Still, the high-yield bond market is generally confused.
There are explanations. Analysts note a series of metrics suggesting the high-yield bond market is less risky than it used to be. For example, low rates have allowed companies to lock in cheap borrowing, increasing the likelihood that they will continue to repay their debts. Maybe the market just isn’t as susceptible to recession as it once was.
“Most companies have a large buffer between current economic conditions and something that could significantly affect their ability to repay credit – so equities almost have to come first,” said Peter Tchir, global macro strategist at Academy Securities.
Matt Mish, credit analyst at UBS, suggests there will be strains in the lending market, which has been used by private equity firms to fund aggressive corporate takeovers. Data from S&P Global shows that the proportion of low-rated corporate bonds, single B and below, has fallen from around 80% of the high-yield bond market in 2000 to just under 50% today. . On the other hand, this same proportion in the loan market has increased from 50% to almost 80%.

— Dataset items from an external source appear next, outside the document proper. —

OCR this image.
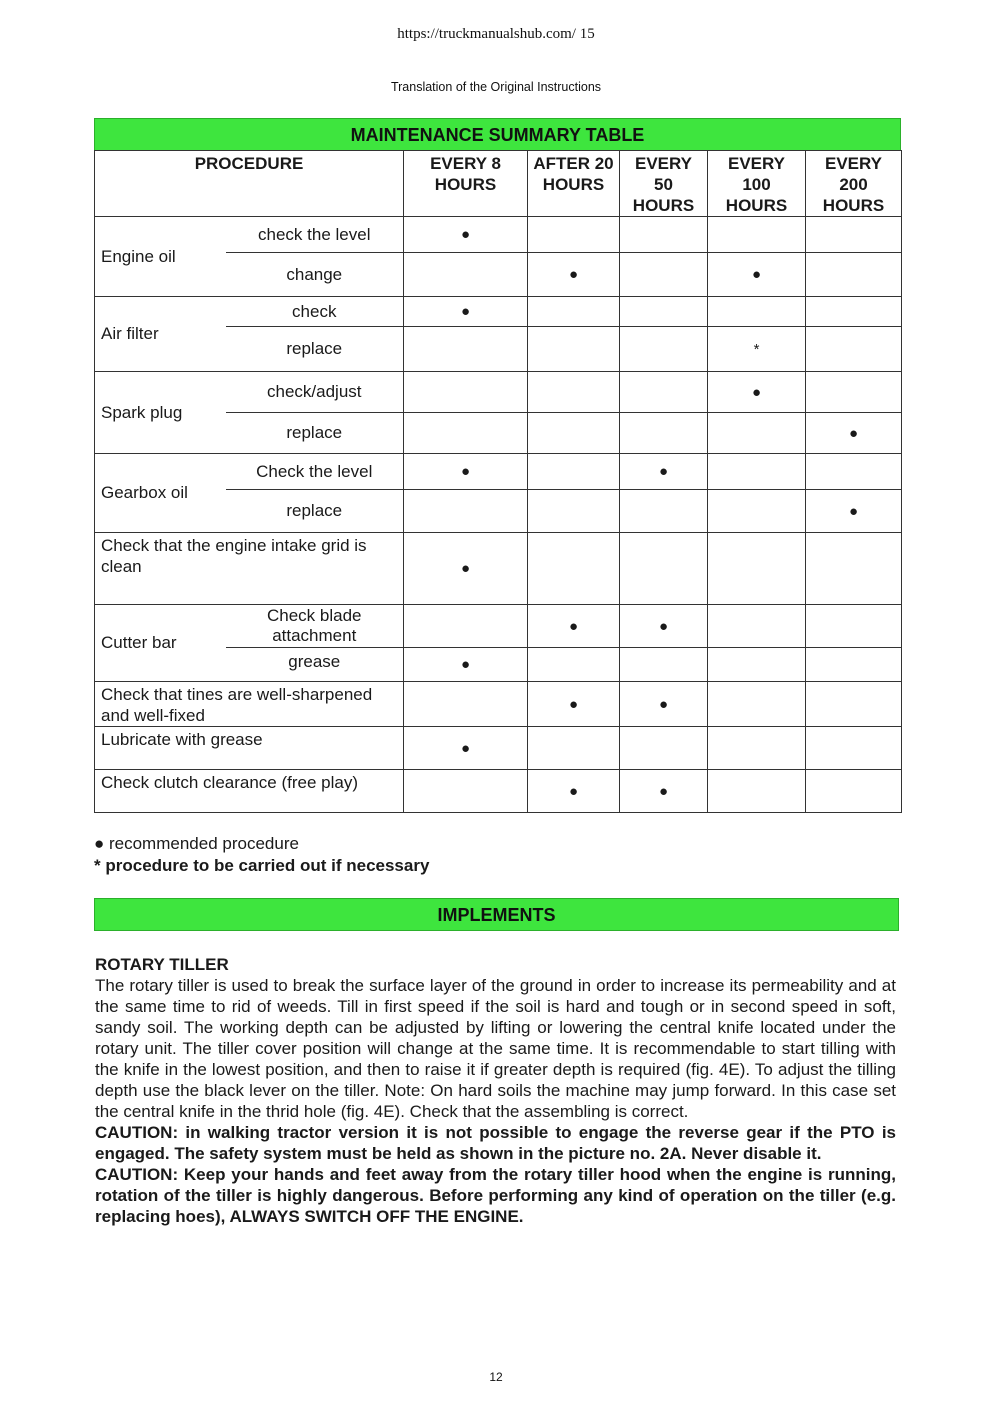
https://truckmanualshub.com/ 15
Translation of the Original Instructions
MAINTENANCE SUMMARY TABLE
PROCEDURE		EVERY 8 HOURS	AFTER 20 HOURS	EVERY 50 HOURS	EVERY 100 HOURS	EVERY 200 HOURS
Engine oil	check the level	●				
	change		●		●	
Air filter	check	●				
	replace				*	
Spark plug	check/adjust				●	
	replace					●
Gearbox oil	Check the level	●		●		
	replace					●
Check that the engine intake grid is clean		●				
Cutter bar	Check blade attachment		●	●		
	grease	●				
Check that tines are well-sharpened and well-fixed			●	●		
Lubricate with grease		●				
Check clutch clearance (free play)			●	●		
● recommended procedure
* procedure to be carried out if necessary
IMPLEMENTS
ROTARY TILLER
The rotary tiller is used to break the surface layer of the ground in order to increase its permeability and at the same time to rid of weeds. Till in first speed if the soil is hard and tough or in second speed in soft, sandy soil. The working depth can be adjusted by lifting or lowering the central knife located under the rotary unit. The tiller cover position will change at the same time. It is recommendable to start tilling with the knife in the lowest position, and then to raise it if greater depth is required (fig. 4E). To adjust the tilling depth use the black lever on the tiller. Note: On hard soils the machine may jump forward. In this case set the central knife in the thrid hole (fig. 4E). Check that the assembling is correct.
CAUTION: in walking tractor version it is not possible to engage the reverse gear if the PTO is engaged. The safety system must be held as shown in the picture no. 2A. Never disable it.
CAUTION: Keep your hands and feet away from the rotary tiller hood when the engine is running, rotation of the tiller is highly dangerous. Before performing any kind of operation on the tiller (e.g. replacing hoes), ALWAYS SWITCH OFF THE ENGINE.
12
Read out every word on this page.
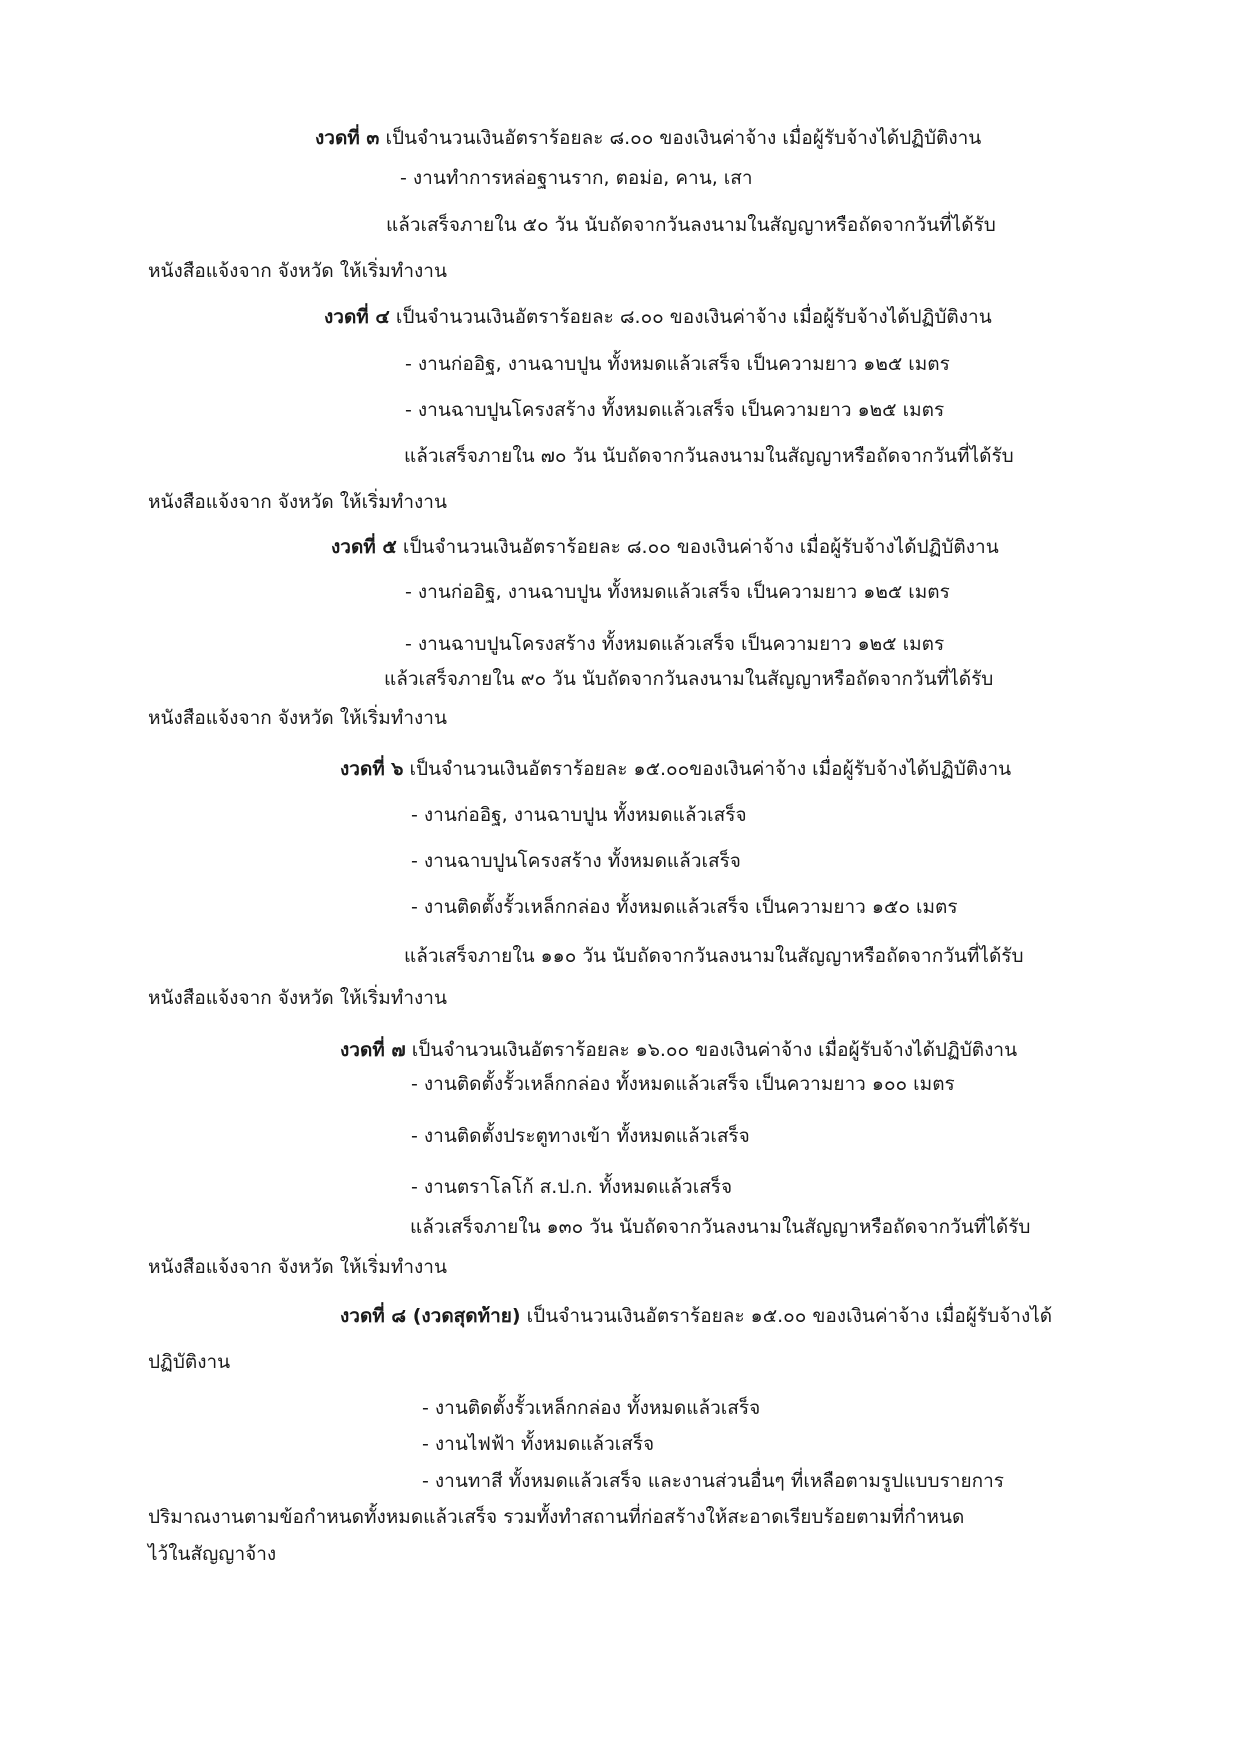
งวดที่ ๓ เป็นจำนวนเงินอัตราร้อยละ ๘.๐๐ ของเงินค่าจ้าง เมื่อผู้รับจ้างได้ปฏิบัติงาน
- งานทำการหล่อฐานราก, ตอม่อ, คาน, เสา
แล้วเสร็จภายใน ๕๐ วัน นับถัดจากวันลงนามในสัญญาหรือถัดจากวันที่ได้รับ
หนังสือแจ้งจาก จังหวัด ให้เริ่มทำงาน
งวดที่ ๔ เป็นจำนวนเงินอัตราร้อยละ ๘.๐๐ ของเงินค่าจ้าง เมื่อผู้รับจ้างได้ปฏิบัติงาน
- งานก่ออิฐ, งานฉาบปูน ทั้งหมดแล้วเสร็จ เป็นความยาว ๑๒๕ เมตร
- งานฉาบปูนโครงสร้าง ทั้งหมดแล้วเสร็จ เป็นความยาว ๑๒๕ เมตร
แล้วเสร็จภายใน ๗๐ วัน นับถัดจากวันลงนามในสัญญาหรือถัดจากวันที่ได้รับ
หนังสือแจ้งจาก จังหวัด ให้เริ่มทำงาน
งวดที่ ๕ เป็นจำนวนเงินอัตราร้อยละ ๘.๐๐ ของเงินค่าจ้าง เมื่อผู้รับจ้างได้ปฏิบัติงาน
- งานก่ออิฐ, งานฉาบปูน ทั้งหมดแล้วเสร็จ เป็นความยาว ๑๒๕ เมตร
- งานฉาบปูนโครงสร้าง ทั้งหมดแล้วเสร็จ เป็นความยาว ๑๒๕ เมตร
แล้วเสร็จภายใน ๙๐ วัน นับถัดจากวันลงนามในสัญญาหรือถัดจากวันที่ได้รับ
หนังสือแจ้งจาก จังหวัด ให้เริ่มทำงาน
งวดที่ ๖ เป็นจำนวนเงินอัตราร้อยละ ๑๕.๐๐ของเงินค่าจ้าง เมื่อผู้รับจ้างได้ปฏิบัติงาน
- งานก่ออิฐ, งานฉาบปูน ทั้งหมดแล้วเสร็จ
- งานฉาบปูนโครงสร้าง ทั้งหมดแล้วเสร็จ
- งานติดตั้งรั้วเหล็กกล่อง ทั้งหมดแล้วเสร็จ เป็นความยาว ๑๕๐ เมตร
แล้วเสร็จภายใน ๑๑๐ วัน นับถัดจากวันลงนามในสัญญาหรือถัดจากวันที่ได้รับ
หนังสือแจ้งจาก จังหวัด ให้เริ่มทำงาน
งวดที่ ๗ เป็นจำนวนเงินอัตราร้อยละ ๑๖.๐๐ ของเงินค่าจ้าง เมื่อผู้รับจ้างได้ปฏิบัติงาน
- งานติดตั้งรั้วเหล็กกล่อง ทั้งหมดแล้วเสร็จ เป็นความยาว ๑๐๐ เมตร
- งานติดตั้งประตูทางเข้า ทั้งหมดแล้วเสร็จ
- งานตราโลโก้ ส.ป.ก. ทั้งหมดแล้วเสร็จ
แล้วเสร็จภายใน ๑๓๐ วัน นับถัดจากวันลงนามในสัญญาหรือถัดจากวันที่ได้รับ
หนังสือแจ้งจาก จังหวัด ให้เริ่มทำงาน
งวดที่ ๘ (งวดสุดท้าย) เป็นจำนวนเงินอัตราร้อยละ ๑๕.๐๐ ของเงินค่าจ้าง เมื่อผู้รับจ้างได้
ปฏิบัติงาน
- งานติดตั้งรั้วเหล็กกล่อง ทั้งหมดแล้วเสร็จ
- งานไฟฟ้า ทั้งหมดแล้วเสร็จ
- งานทาสี ทั้งหมดแล้วเสร็จ และงานส่วนอื่นๆ ที่เหลือตามรูปแบบรายการ
ปริมาณงานตามข้อกำหนดทั้งหมดแล้วเสร็จ รวมทั้งทำสถานที่ก่อสร้างให้สะอาดเรียบร้อยตามที่กำหนด
ไว้ในสัญญาจ้าง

Yet even then, stress is unlikely to show up early given that the vast majority of syndicated loans are held by structured investment vehicles called collateralized loan bonds, which lock up investors’ money and are less forced to sell loans.
Are these changes in financial markets masking the once tried and true indicators of future turbulence? May be. Yet the most obvious conclusion remains that the risk of recession is simply still low for now.
Consumer balance sheets, overall, remain strong. Labor markets are tight. If businesses can ride out inflation — and the Fed’s response to it — then maybe all will be well. S&P raised its default forecast to 3% by the end of the year. It’s still very low. For now, it looks like the high yield bond market is ready to ignore the current macro worries. After all, there may be optimists in the bond market.